Buradan bazı piknik ihtiyaçlarını almak gerekiyordu.
Tek aileye ait olan birkaç haneli İnköy’de, en dikkat çekici olan çocuklardı, kıyı iskelesinde toplanıp meraklı gözlerle tekneyi incelemeleri ve o küçük heyecanları görülmeye değerdi.
Şimdiden biçilen otlar yığın yapılmıştı, tezekler istiflenmiş, odunlar taşınmıştı, belli ki şimdiden kışa bir hazırlık faaliyeti vardı.
İnköy’den hemen sonra Deveboynu koyu gelir.
Deveyi andıran uzunca ve yüksekçe bir kaya kütlesi, bir adacık özelliğinde gölün içinde uzanmakta…
Belediye Başkanı Sinan Hakan, teknede giderken, “Deveboynu” ismiyle ilgili bazı yanlış bilgilerin olduğunu, burayla ilgili esas orijinal ifadelerin Ermenilere ait belgelerde saklı olduğunu anlattı.
Göldeki bu güzel manzaradan sonra -ki eminim gören yabancı turistlerin mutlaka deniz aracını durdurup çıkmak isteyeceği bir yer-, yaklaşık bir saatlik bir yolculuktan sonra Ağin koyuna varıyordunuz.
Genişçe bir ormanlık alan…
Koyun orta kesiminde bir kilise ve etrafında tarihi yapı kalıntıları…
Orman ağaçlarının yanı sıra meyve ağaçları da var burada.
Sanırım Van gölünde suya girilebilecek en temiz, el değmemiş en güzel kıyı.
Doğası da öyle gerçi, orada doğa kendi kendini idare etmekte, hem de insana, makineye, teknolojiye hiçbir gereksinim duymadan…
İnsanın çılgınlıklarını insanın yüzüne vuran harika bir örnek, insanın kendi yüzüne tutacağı gerçek bir ayna Ağin koyu…
Gerçi Van gölünün şimdiye kadar gidilmeyen Edremit, Gevaş, Tatvan, Ahlât, Erciş ve Adilcevaz kıyılarında da bu ve benzeri özelliklerde yerlerin olduğunu varsaydığımızda demek ki etrafımızda yüzümüze tutacağımız epey ayna var.
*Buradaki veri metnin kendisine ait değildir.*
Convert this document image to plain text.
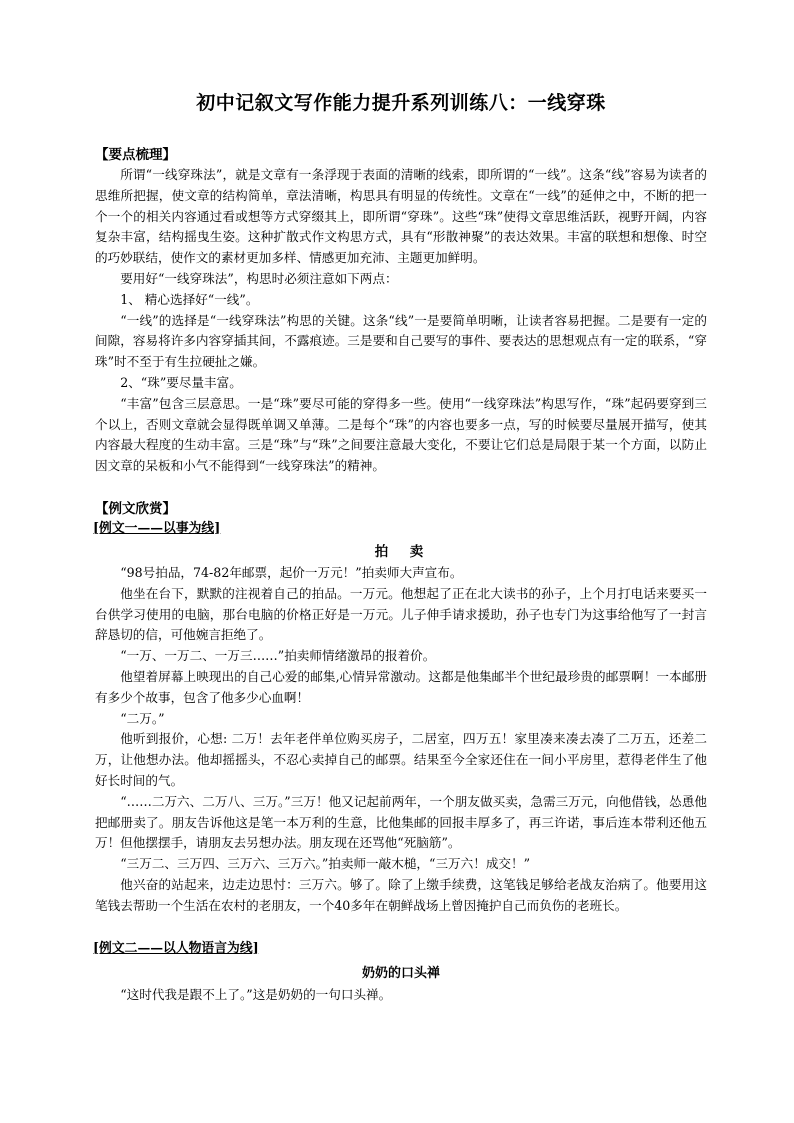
初中记叙文写作能力提升系列训练八：一线穿珠
【要点梳理】

所谓“一线穿珠法”，就是文章有一条浮现于表面的清晰的线索，即所谓的“一线”。这条“线”容易为读者的思维所把握，使文章的结构简单，章法清晰，构思具有明显的传统性。文章在“一线”的延伸之中，不断的把一个一个的相关内容通过看或想等方式穿缀其上，即所谓“穿珠”。这些“珠”使得文章思维活跃，视野开阔，内容复杂丰富，结构摇曳生姿。这种扩散式作文构思方式，具有“形散神聚”的表达效果。丰富的联想和想像、时空的巧妙联结，使作文的素材更加多样、情感更加充沛、主题更加鲜明。

要用好“一线穿珠法”，构思时必须注意如下两点：

1、 精心选择好“一线”。

“一线”的选择是“一线穿珠法”构思的关键。这条“线”一是要简单明晰，让读者容易把握。二是要有一定的间隙，容易将许多内容穿插其间，不露痕迹。三是要和自己要写的事件、要表达的思想观点有一定的联系，“穿珠”时不至于有生拉硬扯之嫌。

2、“珠”要尽量丰富。

“丰富”包含三层意思。一是“珠”要尽可能的穿得多一些。使用“一线穿珠法”构思写作，“珠”起码要穿到三个以上，否则文章就会显得既单调又单薄。二是每个“珠”的内容也要多一点，写的时候要尽量展开描写，使其内容最大程度的生动丰富。三是“珠”与“珠”之间要注意最大变化，不要让它们总是局限于某一个方面，以防止因文章的呆板和小气不能得到“一线穿珠法”的精神。

【例文欣赏】
[例文一——以事为线]
拍　卖

“98号拍品，74-82年邮票，起价一万元！”拍卖师大声宣布。

他坐在台下，默默的注视着自己的拍品。一万元。他想起了正在北大读书的孙子，上个月打电话来要买一台供学习使用的电脑，那台电脑的价格正好是一万元。儿子伸手请求援助，孙子也专门为这事给他写了一封言辞恳切的信，可他婉言拒绝了。

“一万、一万二、一万三……”拍卖师情绪激昂的报着价。

他望着屏幕上映现出的自己心爱的邮集,心情异常激动。这都是他集邮半个世纪最珍贵的邮票啊！一本邮册有多少个故事，包含了他多少心血啊！

“二万。”

他听到报价，心想: 二万！去年老伴单位购买房子，二居室，四万五！家里凑来凑去凑了二万五，还差二万，让他想办法。他却摇摇头，不忍心卖掉自己的邮票。结果至今全家还住在一间小平房里，惹得老伴生了他好长时间的气。

“……二万六、二万八、三万。”三万！他又记起前两年，一个朋友做买卖，急需三万元，向他借钱，怂恿他把邮册卖了。朋友告诉他这是笔一本万利的生意，比他集邮的回报丰厚多了，再三许诺，事后连本带利还他五万！但他摆摆手，请朋友去另想办法。朋友现在还骂他“死脑筋”。

“三万二、三万四、三万六、三万六。”拍卖师一敲木槌，“三万六！成交！”

他兴奋的站起来，边走边思忖：三万六。够了。除了上缴手续费，这笔钱足够给老战友治病了。他要用这笔钱去帮助一个生活在农村的老朋友，一个40多年在朝鲜战场上曾因掩护自己而负伤的老班长。

[例文二——以人物语言为线]
奶奶的口头禅

“这时代我是跟不上了。”这是奶奶的一句口头禅。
Bu aynalara bakıp “doğa yoksa insanın ne kıymeti var?” sorusunu kaç kişi kendine sorar, ben sordum, cevabım da, “doğa yoksa ayna yok, ayna yoksa insan da yok!”
Ve bu noktada…
Her Vanlının etrafındaki bu harika doğayı görüp dışarıya yansıtma gibi bir görevi var, çünkü siz görmezseniz başkası da görmez, siz söylemezseniz başkası hiç duymaz, bunlar olmasa kente turist falan gelmez, kaynaşma olmaz, çocuklarımıza yeni hikâyeler anlatamayız, sadece eskiyle yetinip yerimizde eskimeye devam edeceğiz.
Böyle olmasını istemiyorsak doğayla mutlaka yüzleşmek gerekiyor.